Elke Aberle, Vitus Zeplichal
Ils se comptent sur les doigts d’une seule main les cinéastes qui, dans les années 1970, ont su allier un exceptionnelle maîtrise technique à une créativité narrative traquant sous toutes ses formes la misère affective.
Créativité brute, chevillée à un réel réinventé avec une franchise surprenante qui ne laisse place à aucune illusion et encore moins à tout hypothétique happy end.
Un réel fait de tourments, de déchirements, d’incapacités à s’adapter à cette société allemande d’après-guerre lancée, pour oublier ?, à corps perdu dans une compulsion consumériste présentée à la fois comme la cause et la conséquence du miracle allemand.
« Ic will … » est un film réalisé pour la télévision (la W.D.R) en 1976. Il était jusqu’à présent inédit sur grand écran.
Bien éloigné des paramètres consensuels et formatés requis par les productions destinées au petit écran - pouvait-on s’étonner qu’après avoir collaboré au concept d’ "antiteater", Fassbinder développe celui d’ "antiTV" ? – « Je veux … » cerne et dessine, à l’aide d’une esthétique minimalisme (gros plans, contre-plongées, couleurs froides ...), un malaise.
Celui d’un ouvrier surendetté dont la folie émerge peu à peu pour éclater avec une rage que rien ne pourra contenir.
Tout concourt pour faire de cette histoire un drame qui mêle fêlure personnelle et prises de conscience historique et sociale : interprétation dense et simple, finesse de l’étude psychologique (*), enfermement des situations dans des plans serrés - chez Fassbinder le plan large et libérateur de tension n’existe presque pas - mise à nu du ressort mélodramatique afin de plus authentiquement faire ressortir la sensibilité toujours à vif des personnages.
Sensibilité qui est chez le cinéaste un moteur et un investissement par lesquels il touche le spectateur qui accepte de ne pas être ménagé, puérilisé dans une vision « hollywoodienne » du Monde.

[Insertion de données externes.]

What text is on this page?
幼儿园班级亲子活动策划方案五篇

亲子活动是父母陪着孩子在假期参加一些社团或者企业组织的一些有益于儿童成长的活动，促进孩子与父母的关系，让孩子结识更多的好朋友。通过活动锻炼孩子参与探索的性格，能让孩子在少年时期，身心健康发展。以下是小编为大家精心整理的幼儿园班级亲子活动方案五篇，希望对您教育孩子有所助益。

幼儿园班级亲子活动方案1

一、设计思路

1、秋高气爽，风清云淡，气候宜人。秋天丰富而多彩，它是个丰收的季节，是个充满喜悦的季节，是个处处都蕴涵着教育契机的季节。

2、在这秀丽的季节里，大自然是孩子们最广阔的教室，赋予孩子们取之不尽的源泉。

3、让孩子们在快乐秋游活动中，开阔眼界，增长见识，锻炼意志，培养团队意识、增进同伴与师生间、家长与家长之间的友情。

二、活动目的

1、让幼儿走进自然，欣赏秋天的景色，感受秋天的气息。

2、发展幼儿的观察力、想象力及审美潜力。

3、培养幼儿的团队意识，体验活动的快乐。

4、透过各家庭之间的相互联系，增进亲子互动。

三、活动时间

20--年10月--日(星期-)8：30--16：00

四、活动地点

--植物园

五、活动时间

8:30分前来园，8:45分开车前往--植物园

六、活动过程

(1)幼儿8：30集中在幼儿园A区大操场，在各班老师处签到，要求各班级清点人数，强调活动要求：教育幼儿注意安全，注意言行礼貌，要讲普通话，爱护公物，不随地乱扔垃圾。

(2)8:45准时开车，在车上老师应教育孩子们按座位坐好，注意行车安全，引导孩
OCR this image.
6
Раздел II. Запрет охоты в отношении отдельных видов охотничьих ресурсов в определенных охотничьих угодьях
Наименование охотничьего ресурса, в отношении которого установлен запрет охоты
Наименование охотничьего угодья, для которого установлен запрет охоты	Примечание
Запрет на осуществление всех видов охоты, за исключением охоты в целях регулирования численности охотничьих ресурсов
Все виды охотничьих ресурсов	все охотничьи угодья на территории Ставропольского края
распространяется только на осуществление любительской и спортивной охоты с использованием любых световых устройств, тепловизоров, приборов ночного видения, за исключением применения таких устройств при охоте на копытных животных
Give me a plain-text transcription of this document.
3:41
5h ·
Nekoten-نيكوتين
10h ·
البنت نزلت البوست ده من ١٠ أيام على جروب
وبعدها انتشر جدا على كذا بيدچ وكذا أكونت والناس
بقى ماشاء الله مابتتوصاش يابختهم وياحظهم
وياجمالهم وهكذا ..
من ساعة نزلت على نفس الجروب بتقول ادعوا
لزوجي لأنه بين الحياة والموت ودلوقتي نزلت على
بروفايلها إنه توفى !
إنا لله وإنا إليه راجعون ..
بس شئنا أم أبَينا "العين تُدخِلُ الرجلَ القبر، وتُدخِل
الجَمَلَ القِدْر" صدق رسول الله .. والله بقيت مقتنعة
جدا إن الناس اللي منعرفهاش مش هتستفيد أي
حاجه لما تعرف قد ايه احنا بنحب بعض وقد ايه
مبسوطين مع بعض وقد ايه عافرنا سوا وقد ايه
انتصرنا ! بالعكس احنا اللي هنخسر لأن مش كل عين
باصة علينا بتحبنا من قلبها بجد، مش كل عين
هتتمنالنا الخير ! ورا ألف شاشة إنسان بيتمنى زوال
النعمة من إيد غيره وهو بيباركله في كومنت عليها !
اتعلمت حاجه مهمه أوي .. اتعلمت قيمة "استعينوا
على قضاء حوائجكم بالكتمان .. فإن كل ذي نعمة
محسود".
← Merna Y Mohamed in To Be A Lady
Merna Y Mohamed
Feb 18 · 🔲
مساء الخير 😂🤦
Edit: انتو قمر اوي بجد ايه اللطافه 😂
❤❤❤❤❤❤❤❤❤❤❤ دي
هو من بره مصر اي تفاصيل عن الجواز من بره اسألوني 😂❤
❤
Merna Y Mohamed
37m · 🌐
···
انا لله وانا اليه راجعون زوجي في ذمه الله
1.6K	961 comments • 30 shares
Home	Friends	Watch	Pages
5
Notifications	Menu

Chez Fassbinder les personnages échappent rarement au mal être engendré par les non-dits de la génération précédente, celle qui a vécu la nazisme.

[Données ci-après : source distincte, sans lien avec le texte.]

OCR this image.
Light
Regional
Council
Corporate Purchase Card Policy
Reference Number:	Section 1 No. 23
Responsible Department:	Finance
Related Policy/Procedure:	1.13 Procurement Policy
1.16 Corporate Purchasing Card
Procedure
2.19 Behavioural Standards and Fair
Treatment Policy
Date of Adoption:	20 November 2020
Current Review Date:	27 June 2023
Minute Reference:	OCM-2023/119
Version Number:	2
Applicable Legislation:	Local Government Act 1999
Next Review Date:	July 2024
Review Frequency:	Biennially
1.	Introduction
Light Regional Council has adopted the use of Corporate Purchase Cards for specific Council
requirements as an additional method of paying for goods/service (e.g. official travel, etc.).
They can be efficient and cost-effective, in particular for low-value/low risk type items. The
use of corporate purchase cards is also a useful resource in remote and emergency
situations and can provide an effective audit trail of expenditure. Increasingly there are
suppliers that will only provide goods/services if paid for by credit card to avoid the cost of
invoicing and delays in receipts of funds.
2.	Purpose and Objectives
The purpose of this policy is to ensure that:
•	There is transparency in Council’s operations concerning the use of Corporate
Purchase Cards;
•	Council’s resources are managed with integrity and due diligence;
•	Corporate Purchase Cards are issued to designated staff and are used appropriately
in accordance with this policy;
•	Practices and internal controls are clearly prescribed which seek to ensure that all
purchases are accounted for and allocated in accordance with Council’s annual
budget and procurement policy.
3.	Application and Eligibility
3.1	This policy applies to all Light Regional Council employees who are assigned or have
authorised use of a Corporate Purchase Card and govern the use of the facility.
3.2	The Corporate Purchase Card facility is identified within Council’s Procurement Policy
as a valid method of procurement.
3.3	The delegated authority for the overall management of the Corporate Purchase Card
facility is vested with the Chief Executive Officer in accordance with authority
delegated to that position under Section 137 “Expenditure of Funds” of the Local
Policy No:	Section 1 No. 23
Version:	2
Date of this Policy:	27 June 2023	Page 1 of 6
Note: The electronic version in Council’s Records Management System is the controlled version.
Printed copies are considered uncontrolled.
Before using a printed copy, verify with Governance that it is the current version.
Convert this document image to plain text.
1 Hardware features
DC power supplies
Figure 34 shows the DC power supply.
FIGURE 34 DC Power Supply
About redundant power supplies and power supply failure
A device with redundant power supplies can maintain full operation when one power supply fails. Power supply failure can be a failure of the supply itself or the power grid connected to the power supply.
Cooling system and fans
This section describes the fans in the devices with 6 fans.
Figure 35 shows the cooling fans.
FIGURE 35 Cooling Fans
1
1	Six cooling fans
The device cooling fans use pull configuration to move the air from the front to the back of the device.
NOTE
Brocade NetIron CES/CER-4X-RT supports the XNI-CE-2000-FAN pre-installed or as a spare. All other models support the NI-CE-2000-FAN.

Chez Chantal Akerman, les silences recouvrent des paroles de rescapés juifs qui eux aussi ont choisi de se taire.
C’est une bonne idée d’avoir présenté quasi simultanément, dans le cadre de l’Ecran Total, un film (**) de chacun de ces rescapés d’une même tragédie.

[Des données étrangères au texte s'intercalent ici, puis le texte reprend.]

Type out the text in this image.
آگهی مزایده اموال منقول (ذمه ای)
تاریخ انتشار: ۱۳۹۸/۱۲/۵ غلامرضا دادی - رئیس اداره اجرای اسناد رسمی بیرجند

Synchronicité qui donne du 7ème art une image de belle et puissante cohérence.
Une cohérence qui interpelle, pousse à réfléchir et donne l’envie de revoir le documentaire consacré au cinéaste par Hans Günter Pflaum, "Ich will nicht nur dass ihr mich liebt - Je ne veux pas seulement que vous m’aimiez - il est en bonus sur le DVD édité par Cinéart "Le droit du plus fort". (mca)
(*) le film est inspiré d’une vignette clinique
(**) « Je, tu, il, elle » de Chantal Akerman a été chroniqué sur ce site.